The culprit is revealed to be Miss Gurney, Dr. Schlindler's receptionist, who had earlier complimented her on her shirt. Miss Gurney had put the dead tarantula in Jenny's bag. She takes Jenny to the rock quarry where she had nearly been killed. Miss Gurney and Jenny fall to the bottom of the quarry, which is filled with water, and Miss Gurney tries to drown Jenny. Jenny resists but can't escape. Jenny knows she's going to drown, and she begins to faint. Dr. Schindler arrives just in time with the police and her boyfriend, Cal, and Cal saves her. Dr. Schlindler explains that the tapes from Jenny's interview sessions were disappearing, and when he noticed Miss Gurney was gone, he called the police. Miss Gurney was earlier a patient of Schindler's, because of violent jealous outbursts and attacks. Dr. Schlindler coaxes Gurney out of the quarry, and she is apprehended by police on the side of the quarry.
Alone, Cal makes a joke about seeing a movie now that everything is over. Jenny says she does not know what is out, and Cal says that a zombie movie is coming out. Jenny says he has a sick sense of humor before kissing him.

==The Babysitter III==

===Plot summary===
Debra Jeffers, the cousin of Jenny Jeffers, now has a babysitting job and invites Jenny to spend the summer with her. Jenny is shaken because this reminds her of the exact problem she was trying to escape. She dismisses it, determined to recover. Later, Debra begins to experience haunting phone calls just like Jenny used to get, and she begins to fear she has brought the terror with her. Debra finds herself being attacked and tries to find out who is after her. Later, it is revealed that Jenny attacked Debra, as Mr. Hagen had taken over her mind completely.
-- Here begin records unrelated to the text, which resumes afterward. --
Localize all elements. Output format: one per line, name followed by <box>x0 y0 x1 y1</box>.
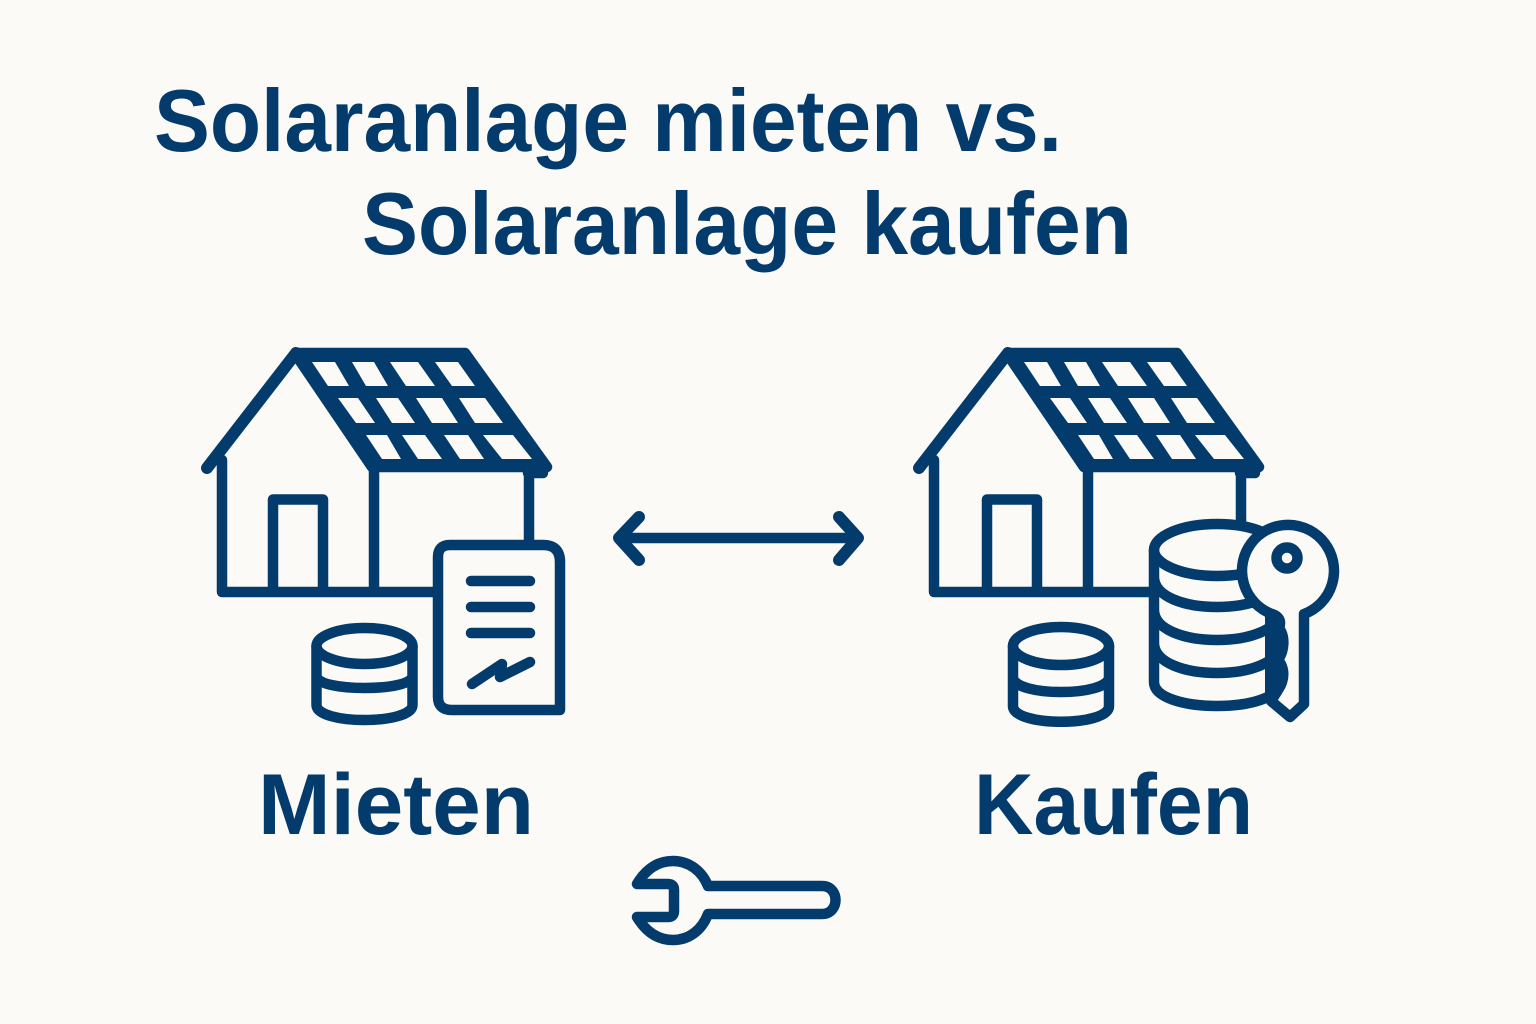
title: Solaranlage mieten vs. <box>154 71 1062 170</box>
icon: coin stack (rent) <box>316 628 412 720</box>
label: Kaufen: Kaufen <box>974 757 1253 853</box>
icon: house with solar panels (buy) <box>919 353 1259 592</box>
icon: house with solar panels (rent) <box>207 353 547 592</box>
double arrow <box>619 517 858 560</box>
icon: key <box>1242 525 1334 717</box>
icon: large coin stack <box>1154 524 1283 706</box>
icon: coin stack (buy) <box>1013 627 1109 722</box>
icon: wrench <box>637 861 836 940</box>
title <box>154 71 1132 273</box>
icon: contract document <box>438 545 560 710</box>
title: Solaranlage kaufen <box>362 174 1132 273</box>
label: Mieten: Mieten <box>258 757 534 853</box>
Jenny is then taken away to be put in a mental institution.

==The Babysitter IV==

===Plot summary===
After being released from a mental institution, Jenny Jeffers moves to another town and reluctantly accepts a new baby-sitting job next door in an attempt to finally put her dark past behind her by overcoming her fear. When unexplainable events start to happen, she begins to fear her dark past has come back to haunt her. However, it is revealed the entity terrorizing her is one of the twin boys she was sitting and his previous babysitter from ten years prior. Both died mysterious deaths caused by each other and Jenny witnesses their final battle of rage as they disappear into the afterlife.